14 Şubat 2015 Cumartesi

ÖZGECAN ASLAN

    Dün geceden beri burnumun direği sızlıyor, göz yaşım hep gözümün ucunda. Bebeğime her baktığımda içim acıyor, canım yanıyor. Eşime sordum "Özgecan'ın ailesi bu anlarını da hatırlıyor mudur?" Unutulur mu, hiç bir anı unutulur mu, dünyaya getirmek için emek verdiğin, emmiyor diye ağladığın, sarılık için mavi ışıkta yatarken ağlarken akıttığın göz yaşın, uykusuz kaldığın gecelerde dahi ona bakıp gülümsediğin, çıkardığı anlamsız sesler, ilk kelimeler, ilk adımlar, ilk okul günü, ilk sevgilisi, ilk kırgınlığı, üniversiteyi kazandığı haberi, "anne sizi özledim" telefonları, .... Hangisi unutulur?!?! ya kokusu... Dün geceden beri ağladığımız Özgecan mı yoksa nasıl koruyacağımızı bilmediğimiz evlatlarımız mı, ben dün geceden beri Nil'e sarılamadım bile.. Korkuyorum, içim titriyor, elim titriyor. 

    Mersin'de yaşıyorum nereye taşınayım, Bu ülkede adaletsizlik varken ben evladımı kime neye nasıl emanet edeyim.
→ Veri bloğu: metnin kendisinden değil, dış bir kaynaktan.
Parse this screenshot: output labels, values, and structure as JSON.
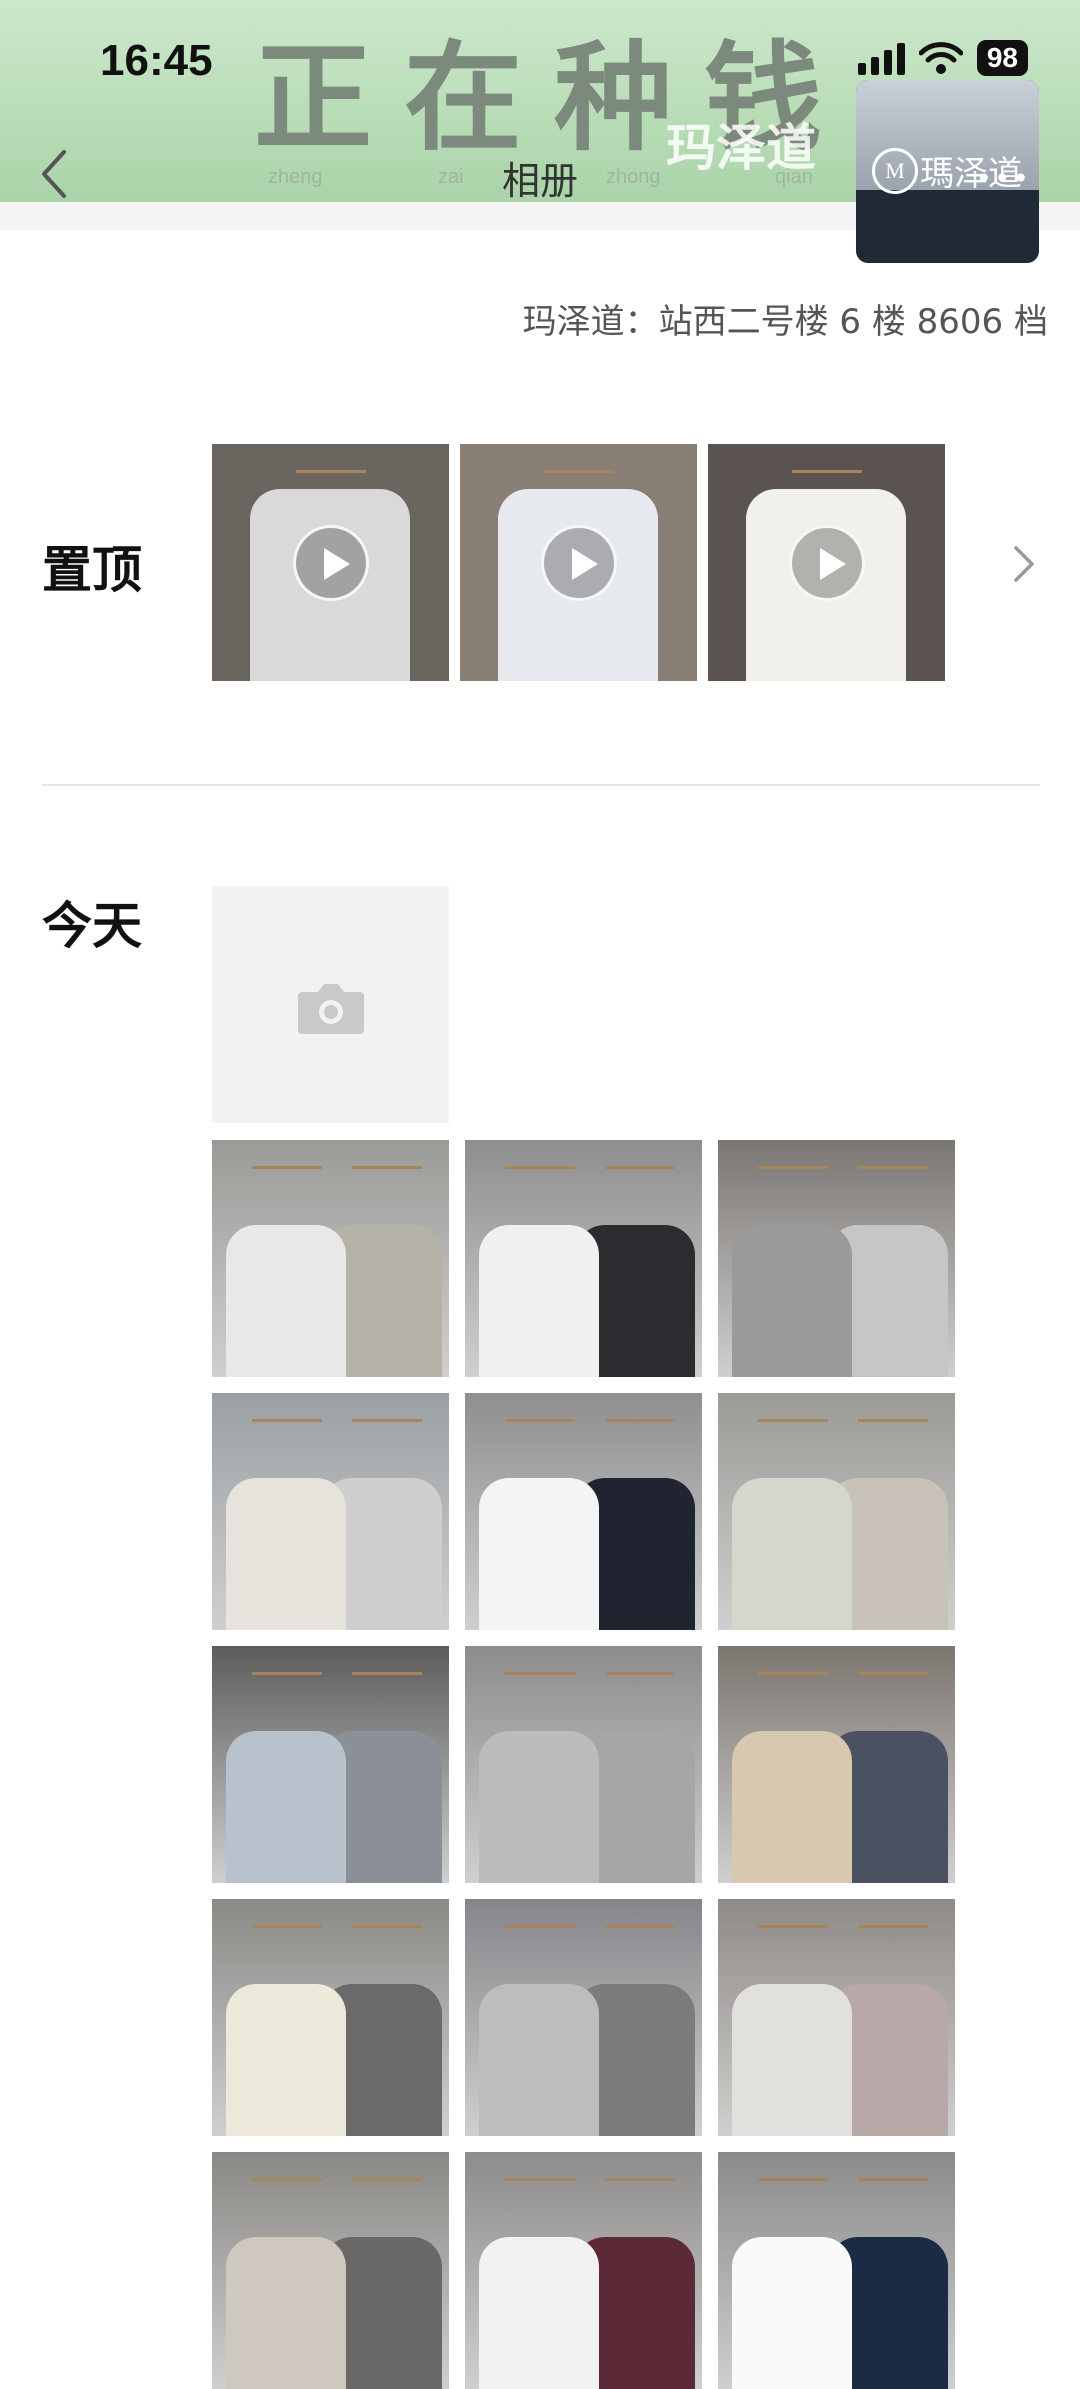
{
  "status_bar": {
    "time": "16:45",
    "battery": "98"
  },
  "banner": {
    "chars": [
      "正",
      "在",
      "种",
      "钱"
    ],
    "pinyin": [
      "zheng",
      "zai",
      "zhong",
      "qian"
    ]
  },
  "nav": {
    "title": "相册",
    "brand_overlay": "玛泽道"
  },
  "logo": {
    "text": "瑪泽道",
    "more": "•••"
  },
  "address": "玛泽道：站西二号楼 6 楼 8606 档",
  "pinned": {
    "label": "置顶",
    "items": [
      {
        "name": "pinned-video-1",
        "bg": "#6b6560",
        "shirt": "#d9d9d9"
      },
      {
        "name": "pinned-video-2",
        "bg": "#8a7f74",
        "shirt": "#e6e9ee"
      },
      {
        "name": "pinned-video-3",
        "bg": "#5a5350",
        "shirt": "#f2f0ea"
      }
    ]
  },
  "today": {
    "label": "今天",
    "photos": [
      {
        "bg": "#9a9a96",
        "shirt": "#e8e8e6",
        "shirt2": "#b5b2a8"
      },
      {
        "bg": "#8e8e8e",
        "shirt": "#f0f0f0",
        "shirt2": "#2c2c30"
      },
      {
        "bg": "#7a7672",
        "shirt": "#9a9a9a",
        "shirt2": "#c6c6c6"
      },
      {
        "bg": "#9aa0a2",
        "shirt": "#e6e2dc",
        "shirt2": "#cfcfcf"
      },
      {
        "bg": "#8f8f8f",
        "shirt": "#f4f4f4",
        "shirt2": "#1f2430"
      },
      {
        "bg": "#9c9a96",
        "shirt": "#d4d8cc",
        "shirt2": "#c8c2b8"
      },
      {
        "bg": "#5c5c5c",
        "shirt": "#b8c2cc",
        "shirt2": "#8a8f98"
      },
      {
        "bg": "#8c8c8c",
        "shirt": "#bcbcbc",
        "shirt2": "#a6a6a6"
      },
      {
        "bg": "#7c7670",
        "shirt": "#d8c8b0",
        "shirt2": "#4a5262"
      },
      {
        "bg": "#8a8a86",
        "shirt": "#ece8da",
        "shirt2": "#6a6a6a"
      },
      {
        "bg": "#86868a",
        "shirt": "#bdbdbd",
        "shirt2": "#7c7c7c"
      },
      {
        "bg": "#8e8a86",
        "shirt": "#e2e0dc",
        "shirt2": "#b8a8a8"
      },
      {
        "bg": "#8a8884",
        "shirt": "#cfc8be",
        "shirt2": "#6a6866"
      },
      {
        "bg": "#8e8c8a",
        "shirt": "#f2f2f2",
        "shirt2": "#5c2a36"
      },
      {
        "bg": "#8a8a8a",
        "shirt": "#fafafa",
        "shirt2": "#1c2a44"
      }
    ]
  }
}
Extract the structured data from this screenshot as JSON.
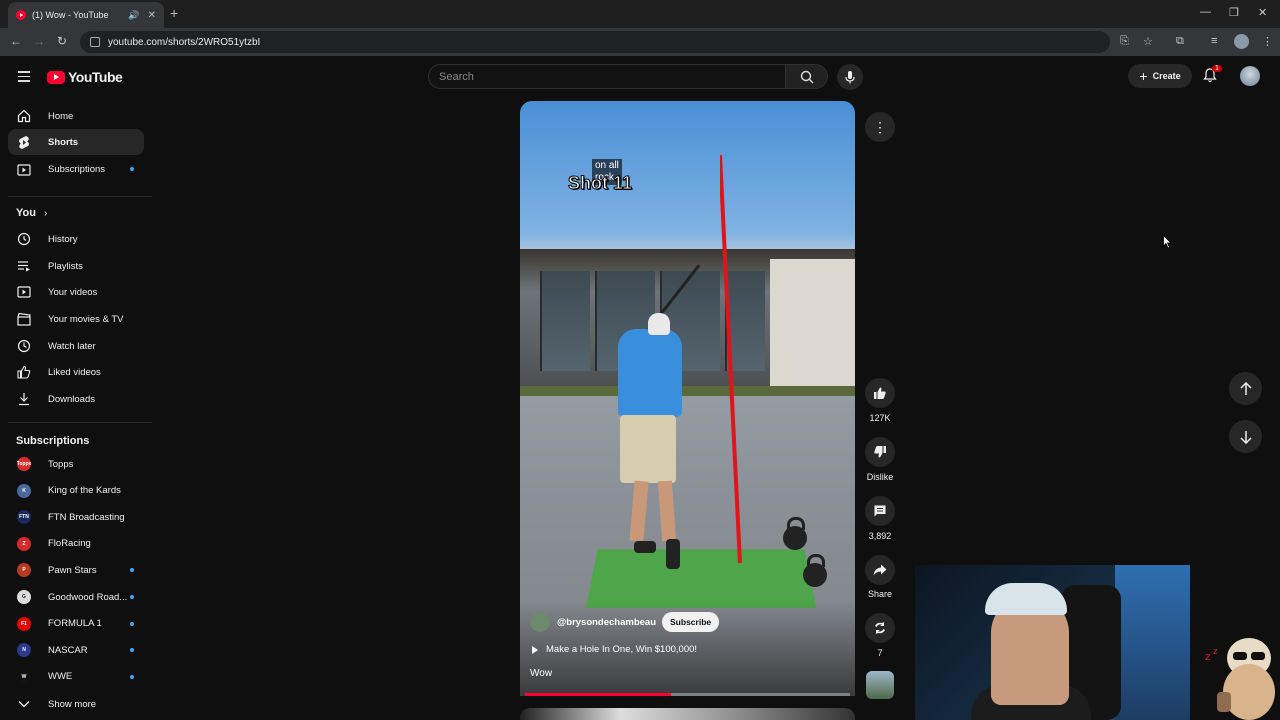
{
  "browser": {
    "tab_title": "(1) Wow - YouTube",
    "url": "youtube.com/shorts/2WRO51ytzbI"
  },
  "header": {
    "logo": "YouTube",
    "search_placeholder": "Search",
    "create_label": "Create",
    "notification_count": "1"
  },
  "sidebar": {
    "main": [
      {
        "label": "Home"
      },
      {
        "label": "Shorts"
      },
      {
        "label": "Subscriptions"
      }
    ],
    "you_heading": "You",
    "you_items": [
      {
        "label": "History"
      },
      {
        "label": "Playlists"
      },
      {
        "label": "Your videos"
      },
      {
        "label": "Your movies & TV"
      },
      {
        "label": "Watch later"
      },
      {
        "label": "Liked videos"
      },
      {
        "label": "Downloads"
      }
    ],
    "subs_heading": "Subscriptions",
    "subscriptions": [
      {
        "label": "Topps",
        "badge": "Topps",
        "color": "#d62d2d"
      },
      {
        "label": "King of the Kards",
        "badge": "K",
        "color": "#4a6a9a"
      },
      {
        "label": "FTN Broadcasting",
        "badge": "FTN",
        "color": "#1a2a5a"
      },
      {
        "label": "FloRacing",
        "badge": "Z",
        "color": "#d42b2b"
      },
      {
        "label": "Pawn Stars",
        "badge": "P",
        "color": "#b53a22"
      },
      {
        "label": "Goodwood Road...",
        "badge": "G",
        "color": "#dddddd"
      },
      {
        "label": "FORMULA 1",
        "badge": "F1",
        "color": "#e10600"
      },
      {
        "label": "NASCAR",
        "badge": "N",
        "color": "#2b3a8f"
      },
      {
        "label": "WWE",
        "badge": "W",
        "color": "#111111"
      }
    ],
    "show_more": "Show more"
  },
  "short": {
    "caption_small": "on all rock",
    "caption_big": "Shot 11",
    "channel": "@brysondechambeau",
    "subscribe_label": "Subscribe",
    "related_video": "Make a Hole In One, Win $100,000!",
    "title": "Wow",
    "progress_percent": 45
  },
  "actions": {
    "likes": "127K",
    "dislike_label": "Dislike",
    "comments": "3,892",
    "share_label": "Share",
    "remix_count": "7"
  }
}
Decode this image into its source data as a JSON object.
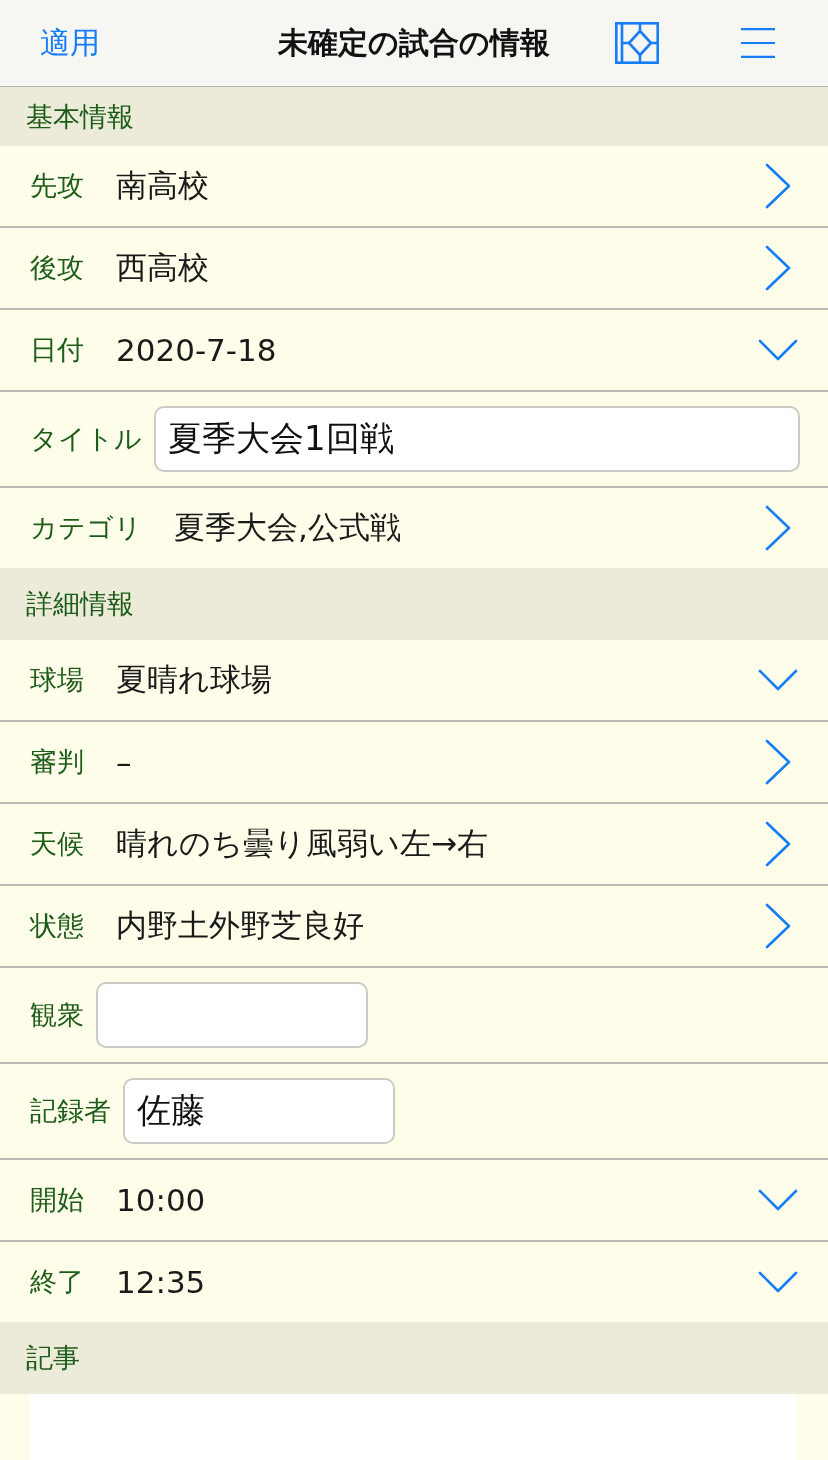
{
  "nav_bar": {
    "apply_button": "適用",
    "title": "未確定の試合の情報"
  },
  "sections": [
    {
      "title": "基本情報",
      "rows": [
        {
          "kind": "link",
          "label": "先攻",
          "value": "南高校"
        },
        {
          "kind": "link",
          "label": "後攻",
          "value": "西高校"
        },
        {
          "kind": "dropdown",
          "label": "日付",
          "value": "2020-7-18"
        },
        {
          "kind": "wide_field",
          "label": "タイトル",
          "value": "夏季大会1回戦"
        },
        {
          "kind": "link",
          "label": "カテゴリ",
          "value": "夏季大会,公式戦"
        }
      ]
    },
    {
      "title": "詳細情報",
      "rows": [
        {
          "kind": "dropdown",
          "label": "球場",
          "value": "夏晴れ球場"
        },
        {
          "kind": "link",
          "label": "審判",
          "value": "–"
        },
        {
          "kind": "link",
          "label": "天候",
          "value": "晴れのち曇り風弱い左→右"
        },
        {
          "kind": "link",
          "label": "状態",
          "value": "内野土外野芝良好"
        },
        {
          "kind": "short_field",
          "label": "観衆"
        },
        {
          "kind": "short_field",
          "label": "記録者",
          "value": "佐藤"
        },
        {
          "kind": "dropdown",
          "label": "開始",
          "value": "10:00"
        },
        {
          "kind": "dropdown",
          "label": "終了",
          "value": "12:35"
        }
      ]
    },
    {
      "title": "記事",
      "rows": [
        {
          "kind": "memo"
        }
      ]
    }
  ]
}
Üniversiteye dahi giderken elinden tutup kendim mi götüreyim. Biz bu adaletsiz ülkede kadın doğmanın acısını cezasını daha kaç Özgecan'la ödeyeceğiz. 

    Boğazım düğüm düğüm, evde kimse yok artık sesli ağlayabiliyorum. Ve dün geceden beri kurduğum tek ve sürekli cümle Allahım yardım et!